Tribunal Administratif de la Guyane — Décision N° TA106-2400284

jeudi 7 mars 2024

JuridictionTribunal Administratif de la Guyane
SectionTribunal Administratif de la Guyane
N° DossierTA106-2400284
TypeOrdonnance
RecoursExcès de pouvoir
PublicationD

Texte intégral

Vu la procédure suivante :

Par une requête, enregistrée le 6 mars 2024, Mme B A demande au juge des référés statuant sur le fondement des dispositions de l'article L. 521-2 du code de justice administrative :

1°) de l'admettre au bénéfice de l'aide juridictionnelle provisoire ;

2°) d'ordonner la suspension de l'exécution de l'arrêté du 5 mars 2024 par lequel le préfet de la Guyane a prononcé son encontre une obligation de quitter le territoire français et les décisions afférentes ;

3°) d'enjoindre au préfet de réexaminer sa situation et de lui accorder un rendez-vous ;

4°) d'enjoindre à l'administration de mettre en œuvre son retour en Guyane en cas d'exécution de la reconduite ;

5°) de mettre à la charge de l'Etat la somme de 1 500 euros au titre de l'article L. 761-1 du code de justice administrative.

Mme B A soutient que :

- l'urgence est remplie dès lors qu'elle a été placée en centre de rétention et que la mesure d'éloignement est susceptible d'être immédiatement exécutée ;

- l'arrêté litigieux porte une atteinte grave et manifestement illégale à son droit de mener une vie privée et familiale normale sur le territoire garanti par les stipulations de l'article 8 de la convention européenne des droits de l'homme et des libertés fondamentales.

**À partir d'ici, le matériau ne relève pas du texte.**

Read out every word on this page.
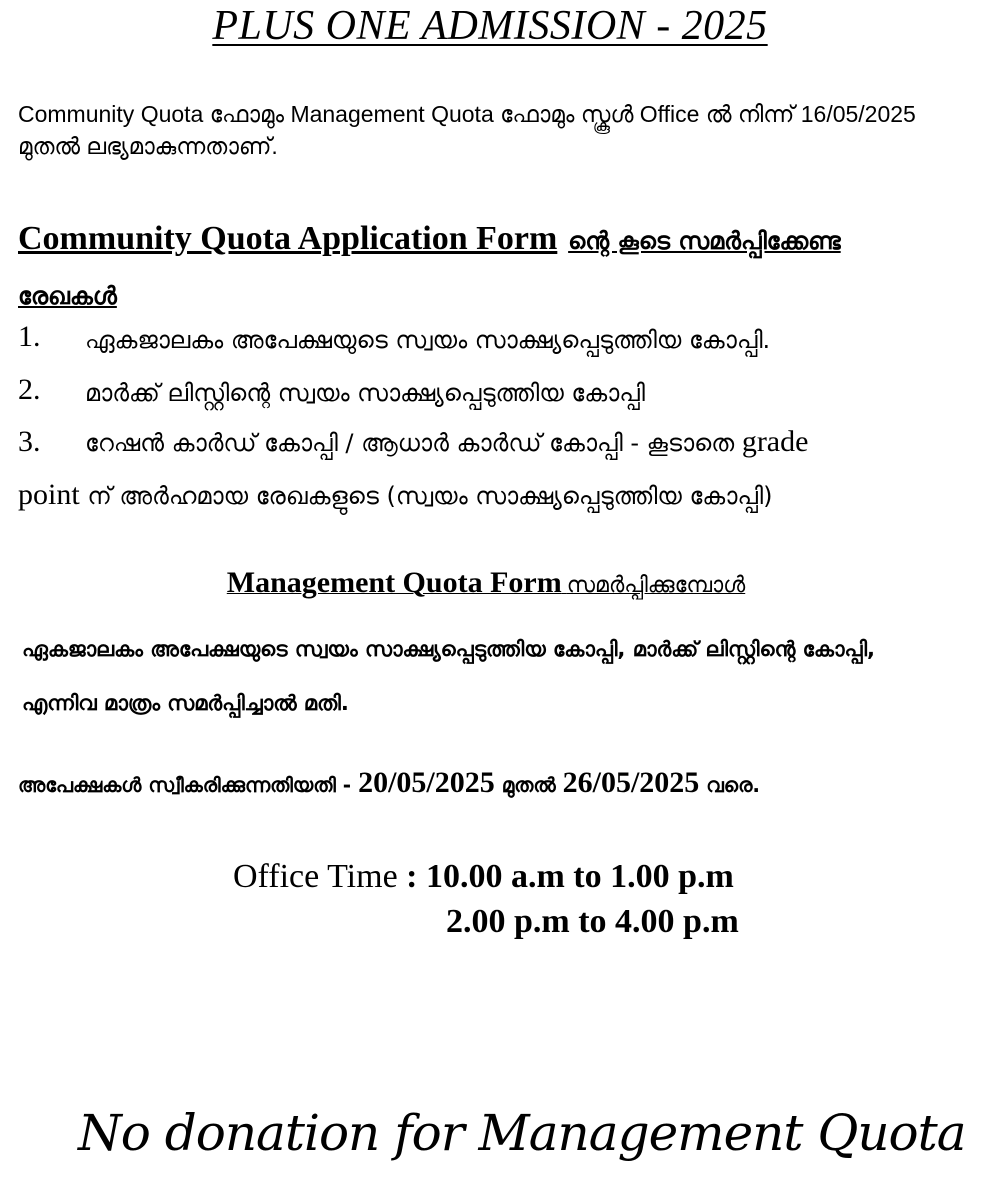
PLUS ONE ADMISSION - 2025
Community Quota ഫോമും Management Quota ഫോമും സ്കൂൾ Office ൽ നിന്ന് 16/05/2025 മുതൽ ലഭ്യമാകുന്നതാണ്.
Community Quota Application Form ന്റെ കൂടെ സമർപ്പിക്കേണ്ട രേഖകൾ
1. ഏകജാലകം അപേക്ഷയുടെ സ്വയം സാക്ഷ്യപ്പെടുത്തിയ കോപ്പി.
2. മാർക്ക് ലിസ്റ്റിന്റെ സ്വയം സാക്ഷ്യപ്പെടുത്തിയ കോപ്പി
3. റേഷൻ കാർഡ് കോപ്പി / ആധാർ കാർഡ് കോപ്പി - കൂടാതെ grade
point ന് അർഹമായ രേഖകളുടെ (സ്വയം സാക്ഷ്യപ്പെടുത്തിയ കോപ്പി)
Management Quota Form സമർപ്പിക്കുമ്പോൾ
ഏകജാലകം അപേക്ഷയുടെ സ്വയം സാക്ഷ്യപ്പെടുത്തിയ കോപ്പി, മാർക്ക് ലിസ്റ്റിന്റെ കോപ്പി, എന്നിവ മാത്രം സമർപ്പിച്ചാൽ മതി.
അപേക്ഷകൾ സ്വീകരിക്കുന്നതിയതി - 20/05/2025 മുതൽ 26/05/2025 വരെ.
Office Time : 10.00 a.m to 1.00 p.m
2.00 p.m to 4.00 p.m
No donation for Management Quota
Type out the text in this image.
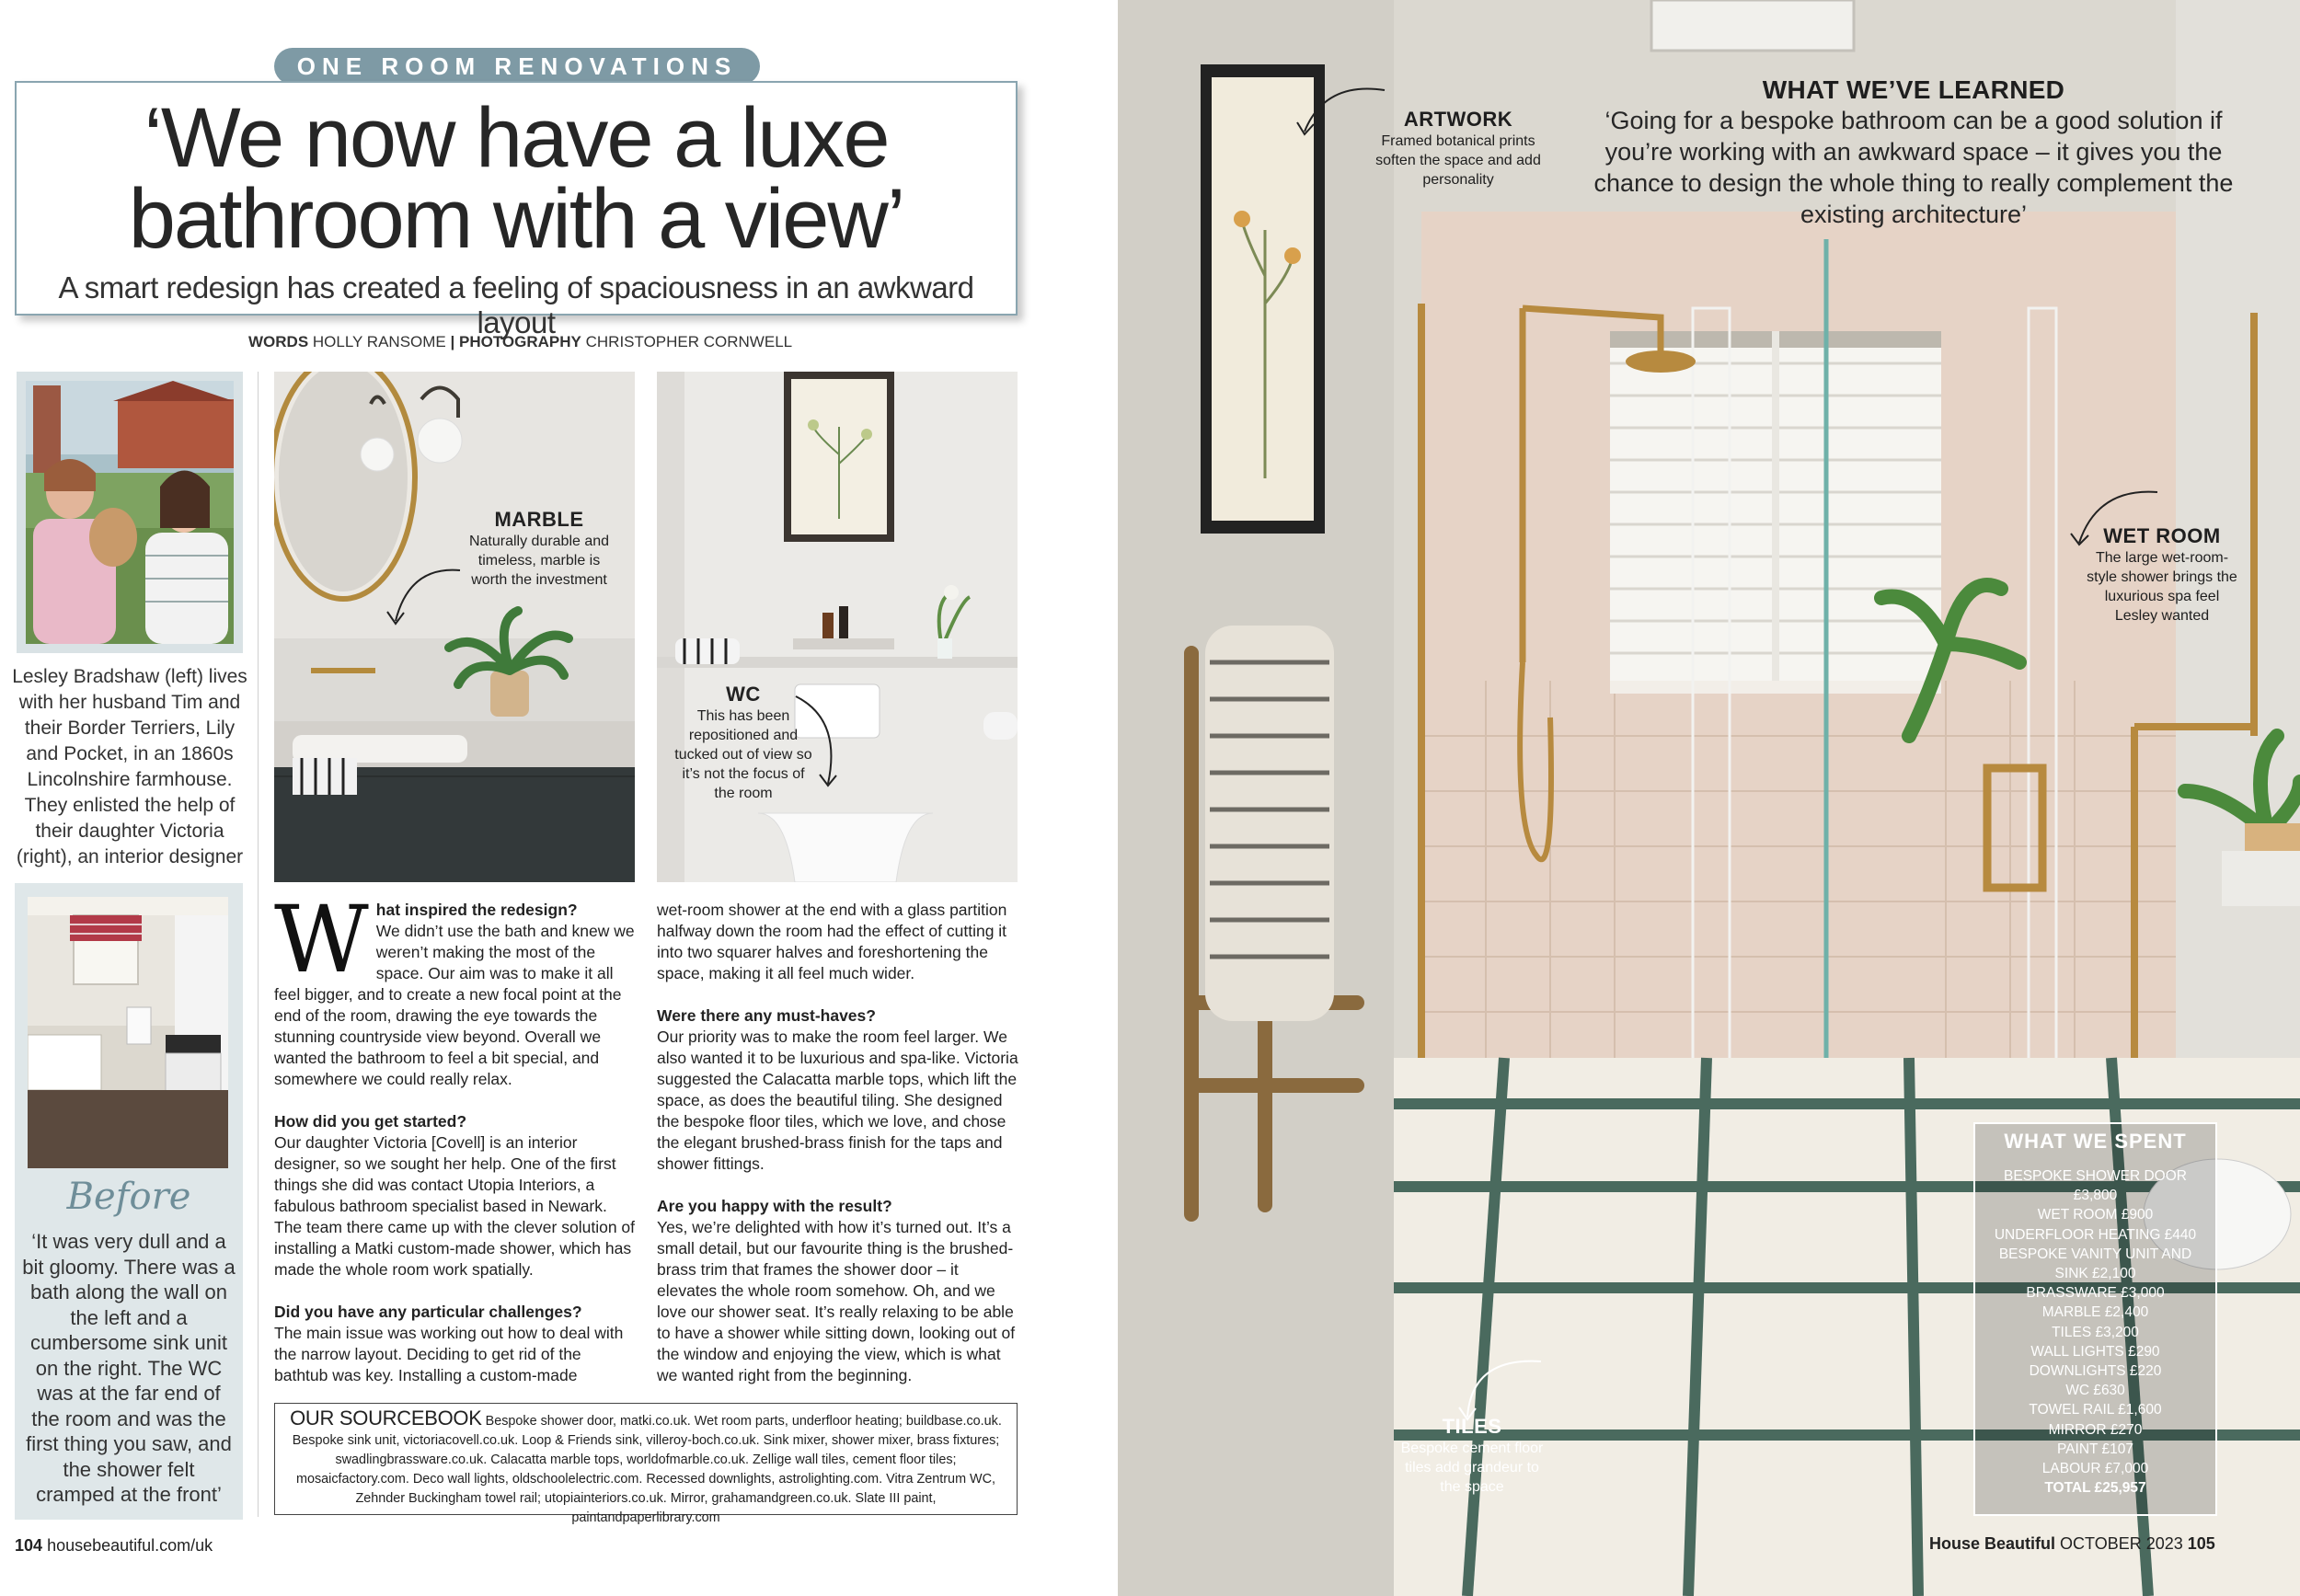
ONE ROOM RENOVATIONS
‘We now have a luxe bathroom with a view’
A smart redesign has created a feeling of spaciousness in an awkward layout
WORDS HOLLY RANSOME | PHOTOGRAPHY CHRISTOPHER CORNWELL
Lesley Bradshaw (left) lives with her husband Tim and their Border Terriers, Lily and Pocket, in an 1860s Lincolnshire farmhouse. They enlisted the help of their daughter Victoria (right), an interior designer
Before
‘It was very dull and a bit gloomy. There was a bath along the wall on the left and a cumbersome sink unit on the right. The WC was at the far end of the room and was the first thing you saw, and the shower felt cramped at the front’
MARBLE
Naturally durable and timeless, marble is worth the investment
WC
This has been repositioned and tucked out of view so it’s not the focus of the room

W hat inspired the redesign?
We didn’t use the bath and knew we weren’t making the most of the space. Our aim was to make it all feel bigger, and to create a new focal point at the end of the room, drawing the eye towards the stunning countryside view beyond. Overall we wanted the bathroom to feel a bit special, and somewhere we could really relax.

How did you get started?
Our daughter Victoria [Covell] is an interior designer, so we sought her help. One of the first things she did was contact Utopia Interiors, a fabulous bathroom specialist based in Newark. The team there came up with the clever solution of installing a Matki custom-made shower, which has made the whole room work spatially.

Did you have any particular challenges?
The main issue was working out how to deal with the narrow layout. Deciding to get rid of the bathtub was key. Installing a custom-made

wet-room shower at the end with a glass partition halfway down the room had the effect of cutting it into two squarer halves and foreshortening the space, making it all feel much wider.

Were there any must-haves?
Our priority was to make the room feel larger. We also wanted it to be luxurious and spa-like. Victoria suggested the Calacatta marble tops, which lift the space, as does the beautiful tiling. She designed the bespoke floor tiles, which we love, and chose the elegant brushed-brass finish for the taps and shower fittings.

Are you happy with the result?
Yes, we’re delighted with how it’s turned out. It’s a small detail, but our favourite thing is the brushed-brass trim that frames the shower door – it elevates the whole room somehow. Oh, and we love our shower seat. It’s really relaxing to be able to have a shower while sitting down, looking out of the window and enjoying the view, which is what we wanted right from the beginning.

OUR SOURCEBOOK Bespoke shower door, matki.co.uk. Wet room parts, underfloor heating; buildbase.co.uk. Bespoke sink unit, victoriacovell.co.uk. Loop & Friends sink, villeroy-boch.co.uk. Sink mixer, shower mixer, brass fixtures; swadlingbrassware.co.uk. Calacatta marble tops, worldofmarble.co.uk. Zellige wall tiles, cement floor tiles; mosaicfactory.com. Deco wall lights, oldschoolelectric.com. Recessed downlights, astrolighting.com. Vitra Zentrum WC, Zehnder Buckingham towel rail; utopiainteriors.co.uk. Mirror, grahamandgreen.co.uk. Slate III paint, paintandpaperlibrary.com
104 housebeautiful.com/uk
WHAT WE’VE LEARNED
‘Going for a bespoke bathroom can be a good solution if you’re working with an awkward space – it gives you the chance to design the whole thing to really complement the existing architecture’
ARTWORK
Framed botanical prints soften the space and add personality
WET ROOM
The large wet-room-style shower brings the luxurious spa feel Lesley wanted
TILES
Bespoke cement floor tiles add grandeur to the space
WHAT WE SPENT
BESPOKE SHOWER DOOR
£3,800
WET ROOM £900
UNDERFLOOR HEATING £440
BESPOKE VANITY UNIT AND
SINK £2,100
BRASSWARE £3,000
MARBLE £2,400
TILES £3,200
WALL LIGHTS £290
DOWNLIGHTS £220
WC £630
TOWEL RAIL £1,600
MIRROR £270
PAINT £107
LABOUR £7,000
TOTAL £25,957
House Beautiful OCTOBER 2023 105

Vu les autres pièces du dossier.

Vu :

- la convention européenne de sauvegarde des droits de l'homme et des libertés fondamentales ;

- le code de l'entrée et du séjour des étrangers et du droit d'asile ;

- la loi n° 91-647 du 10 juillet 1991 ;

- le code de justice administrative.

Considérant ce qui suit :

1. Aux termes de l'article L. 521-2 du code de justice administrative : " Saisi d'une demande en ce sens justifiée par l'urgence, le juge des référés peut ordonner toutes mesures nécessaires à la sauvegarde d'une liberté fondamentale à laquelle une personne morale de droit public ou un organisme de droit privé chargé de la gestion d'un service public aurait porté, dans l'exercice d'un de ses pouvoirs, une atteinte grave et manifestement illégale. Le juge des référés se prononce dans un délai de quarante-huit heures ". En vertu de l'article L. 522-3 du même code, le juge des référés peut, par une ordonnance motivée, rejeter une requête sans instruction ni audience lorsque la condition d'urgence n'est pas remplie ou lorsqu'il apparaît manifeste, au vu de la demande, que celle-ci ne relève pas de la compétence de la juridiction administrative, qu'elle est irrecevable ou qu'elle est mal fondée.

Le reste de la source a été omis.